Значит, событие происходило где–то там, за спиной заменявшего меня ребенка, и симметричность точек обзора удивляла меня: другой мальчик как в зеркале созерцал то, что мог бы созерцать я. Этот эффект порождал враждебное чувство к тому, кто незаконно захватил мое место, и я довольно скупо отвечал на его авансы. Обстоятельством, отягчавшим его вину, служил и тот факт, что он был моим ровесником — он родился в один день со мной! — о чем его бестактные родители не уставали упоминать; все это еще больше усиливало мою сдержанность. Моя мать, весьма гордившаяся сумеречностью и мучительностью процесса моего появления на свет, тоже терпеть не могла напоминаний об этом совпадении, столь же неуместном, как одновременное рождение дофина и крепостного.

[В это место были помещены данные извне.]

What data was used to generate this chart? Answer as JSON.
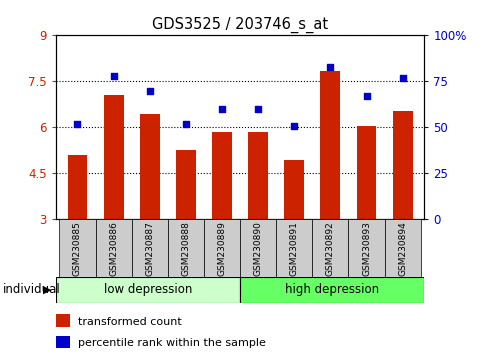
{
  "title": "GDS3525 / 203746_s_at",
  "samples": [
    "GSM230885",
    "GSM230886",
    "GSM230887",
    "GSM230888",
    "GSM230889",
    "GSM230890",
    "GSM230891",
    "GSM230892",
    "GSM230893",
    "GSM230894"
  ],
  "transformed_count": [
    5.1,
    7.05,
    6.45,
    5.25,
    5.85,
    5.85,
    4.95,
    7.85,
    6.05,
    6.55
  ],
  "percentile_rank": [
    52,
    78,
    70,
    52,
    60,
    60,
    51,
    83,
    67,
    77
  ],
  "ylim_left": [
    3,
    9
  ],
  "ylim_right": [
    0,
    100
  ],
  "yticks_left": [
    3,
    4.5,
    6,
    7.5,
    9
  ],
  "yticks_right": [
    0,
    25,
    50,
    75,
    100
  ],
  "ytick_labels_left": [
    "3",
    "4.5",
    "6",
    "7.5",
    "9"
  ],
  "ytick_labels_right": [
    "0",
    "25",
    "50",
    "75",
    "100%"
  ],
  "bar_color": "#CC2200",
  "dot_color": "#0000CC",
  "bar_bottom": 3,
  "group1_label": "low depression",
  "group2_label": "high depression",
  "group1_count": 5,
  "group2_count": 5,
  "legend_bar_label": "transformed count",
  "legend_dot_label": "percentile rank within the sample",
  "individual_label": "individual",
  "group1_color": "#CCFFCC",
  "group2_color": "#66FF66",
  "tick_area_color": "#CCCCCC",
  "grid_linestyle": "dotted"
}
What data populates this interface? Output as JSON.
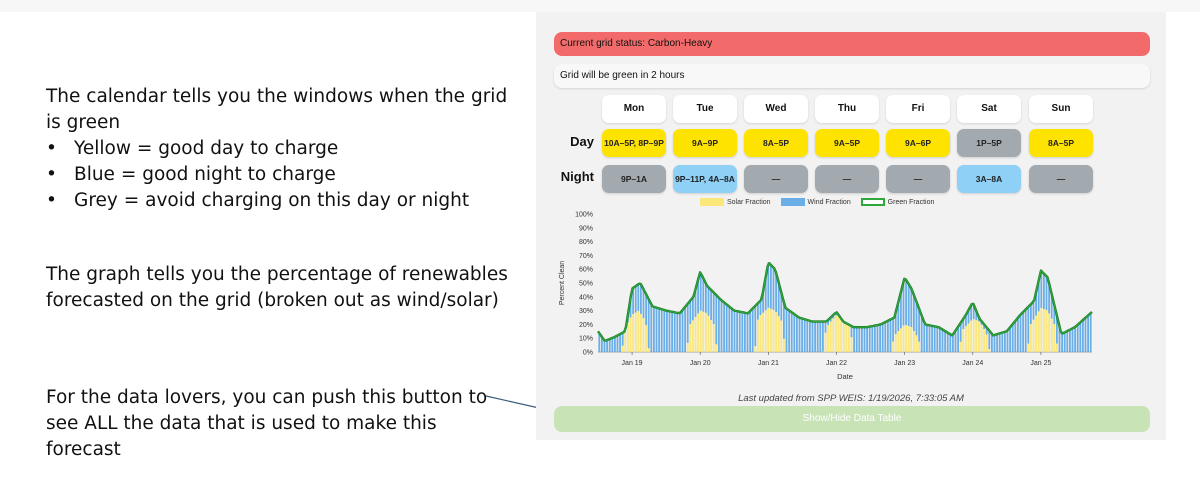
{
  "annotations": {
    "calendar_intro": "The calendar tells you the windows when the grid is green",
    "bullets": [
      "Yellow = good day to charge",
      "Blue = good night to charge",
      "Grey = avoid charging on this day or night"
    ],
    "graph_note": "The graph tells you the percentage of renewables forecasted on the grid (broken out as wind/solar)",
    "button_note": "For the data lovers, you can push this button to see ALL the data that is used to make this forecast"
  },
  "status": {
    "label": "Current grid status: Carbon-Heavy",
    "color": "#f36a6a"
  },
  "info": {
    "label": "Grid will be green in 2 hours"
  },
  "calendar": {
    "days": [
      "Mon",
      "Tue",
      "Wed",
      "Thu",
      "Fri",
      "Sat",
      "Sun"
    ],
    "row_labels": {
      "day": "Day",
      "night": "Night"
    },
    "day_windows": [
      {
        "text": "10A–5P, 8P–9P",
        "color": "yellow"
      },
      {
        "text": "9A–9P",
        "color": "yellow"
      },
      {
        "text": "8A–5P",
        "color": "yellow"
      },
      {
        "text": "9A–5P",
        "color": "yellow"
      },
      {
        "text": "9A–6P",
        "color": "yellow"
      },
      {
        "text": "1P–5P",
        "color": "grey"
      },
      {
        "text": "8A–5P",
        "color": "yellow"
      }
    ],
    "night_windows": [
      {
        "text": "9P–1A",
        "color": "grey"
      },
      {
        "text": "9P–11P, 4A–8A",
        "color": "blue"
      },
      {
        "text": "—",
        "color": "grey"
      },
      {
        "text": "—",
        "color": "grey"
      },
      {
        "text": "—",
        "color": "grey"
      },
      {
        "text": "3A–8A",
        "color": "blue"
      },
      {
        "text": "—",
        "color": "grey"
      }
    ],
    "colors": {
      "yellow": "#ffe300",
      "blue": "#8fd0f6",
      "grey": "#a3aaaf"
    }
  },
  "chart_data": {
    "type": "area",
    "xlabel": "Date",
    "ylabel": "Percent Clean",
    "ylim": [
      0,
      100
    ],
    "yticks": [
      "0%",
      "10%",
      "20%",
      "30%",
      "40%",
      "50%",
      "60%",
      "70%",
      "80%",
      "90%",
      "100%"
    ],
    "xticks": [
      "Jan 19",
      "Jan 20",
      "Jan 21",
      "Jan 22",
      "Jan 23",
      "Jan 24",
      "Jan 25"
    ],
    "x_range_days": [
      -0.5,
      6.75
    ],
    "legend": [
      "Solar Fraction",
      "Wind Fraction",
      "Green Fraction"
    ],
    "legend_position": "top-center",
    "series_colors": {
      "solar": "#fbe77a",
      "wind": "#6aaee8",
      "green": "#2ea83a"
    },
    "green_fraction_points": [
      [
        -0.5,
        15
      ],
      [
        -0.4,
        8
      ],
      [
        -0.25,
        11
      ],
      [
        -0.1,
        15
      ],
      [
        0.0,
        46
      ],
      [
        0.12,
        50
      ],
      [
        0.3,
        33
      ],
      [
        0.5,
        30
      ],
      [
        0.7,
        28
      ],
      [
        0.9,
        40
      ],
      [
        1.0,
        58
      ],
      [
        1.1,
        48
      ],
      [
        1.3,
        38
      ],
      [
        1.5,
        30
      ],
      [
        1.7,
        28
      ],
      [
        1.9,
        38
      ],
      [
        2.0,
        65
      ],
      [
        2.1,
        60
      ],
      [
        2.25,
        32
      ],
      [
        2.45,
        25
      ],
      [
        2.65,
        22
      ],
      [
        2.85,
        22
      ],
      [
        3.0,
        29
      ],
      [
        3.1,
        22
      ],
      [
        3.25,
        18
      ],
      [
        3.45,
        18
      ],
      [
        3.65,
        20
      ],
      [
        3.85,
        25
      ],
      [
        4.0,
        54
      ],
      [
        4.1,
        46
      ],
      [
        4.3,
        20
      ],
      [
        4.5,
        18
      ],
      [
        4.7,
        12
      ],
      [
        4.9,
        27
      ],
      [
        5.0,
        36
      ],
      [
        5.1,
        24
      ],
      [
        5.3,
        12
      ],
      [
        5.5,
        15
      ],
      [
        5.7,
        27
      ],
      [
        5.9,
        37
      ],
      [
        6.0,
        59
      ],
      [
        6.1,
        54
      ],
      [
        6.3,
        13
      ],
      [
        6.5,
        18
      ],
      [
        6.75,
        29
      ]
    ],
    "solar_fraction_points": [
      [
        -0.5,
        0
      ],
      [
        -0.15,
        0
      ],
      [
        -0.1,
        18
      ],
      [
        0.0,
        27
      ],
      [
        0.1,
        30
      ],
      [
        0.2,
        22
      ],
      [
        0.25,
        0
      ],
      [
        0.8,
        0
      ],
      [
        0.85,
        20
      ],
      [
        1.0,
        30
      ],
      [
        1.1,
        28
      ],
      [
        1.2,
        20
      ],
      [
        1.25,
        0
      ],
      [
        1.8,
        0
      ],
      [
        1.85,
        25
      ],
      [
        2.0,
        32
      ],
      [
        2.1,
        30
      ],
      [
        2.2,
        22
      ],
      [
        2.25,
        0
      ],
      [
        2.8,
        0
      ],
      [
        2.85,
        18
      ],
      [
        3.0,
        27
      ],
      [
        3.1,
        26
      ],
      [
        3.2,
        18
      ],
      [
        3.25,
        0
      ],
      [
        3.8,
        0
      ],
      [
        3.85,
        12
      ],
      [
        4.0,
        20
      ],
      [
        4.1,
        18
      ],
      [
        4.2,
        10
      ],
      [
        4.25,
        0
      ],
      [
        4.8,
        0
      ],
      [
        4.85,
        16
      ],
      [
        5.0,
        24
      ],
      [
        5.1,
        22
      ],
      [
        5.2,
        14
      ],
      [
        5.25,
        0
      ],
      [
        5.8,
        0
      ],
      [
        5.85,
        20
      ],
      [
        6.0,
        32
      ],
      [
        6.1,
        30
      ],
      [
        6.2,
        20
      ],
      [
        6.25,
        0
      ],
      [
        6.75,
        0
      ]
    ]
  },
  "footer": {
    "updated": "Last updated from SPP WEIS: 1/19/2026, 7:33:05 AM",
    "button_label": "Show/Hide Data Table"
  }
}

Когда мне выпадет случай снова попасть в дом в глубине двора — разумеется, не на второй этаж, ибо ни о каком общении с людьми, которые позволили себе нам подражать, не может быть и речи, а на первый, где жила молодая вдова, приятельница моей матери, — я выкажу живейший интерес ко всему происходящему этажом выше и буду тщетно пытаться представить себе обстановку тех комнат, где внезапно — придя откуда? — возник я в час, когда все тонет в серых сумерках и всех клонит ко сну, и где поэтому я наверняка был встречен градом упреков за опоздание.
И не раз потом в сумерки, с наступлением моего часа, я буду украдкой отодвигать оконные занавески, снова и снова пытаясь хоть в какой–то степени восстановить таинственный миг и те часы, которые пошли–побежали за ним следом, когда начался отсчет времени. Я вглядывался в темноту, но ночь прятала от меня двор и окно и ничего не давала мне, лишь вселяя в мою душу тревогу, сходную с чувством вины за неблаговидный поступок. А может, это и в самом деле было с моей стороны нехорошо — пытаться что–то узнать и увидеть?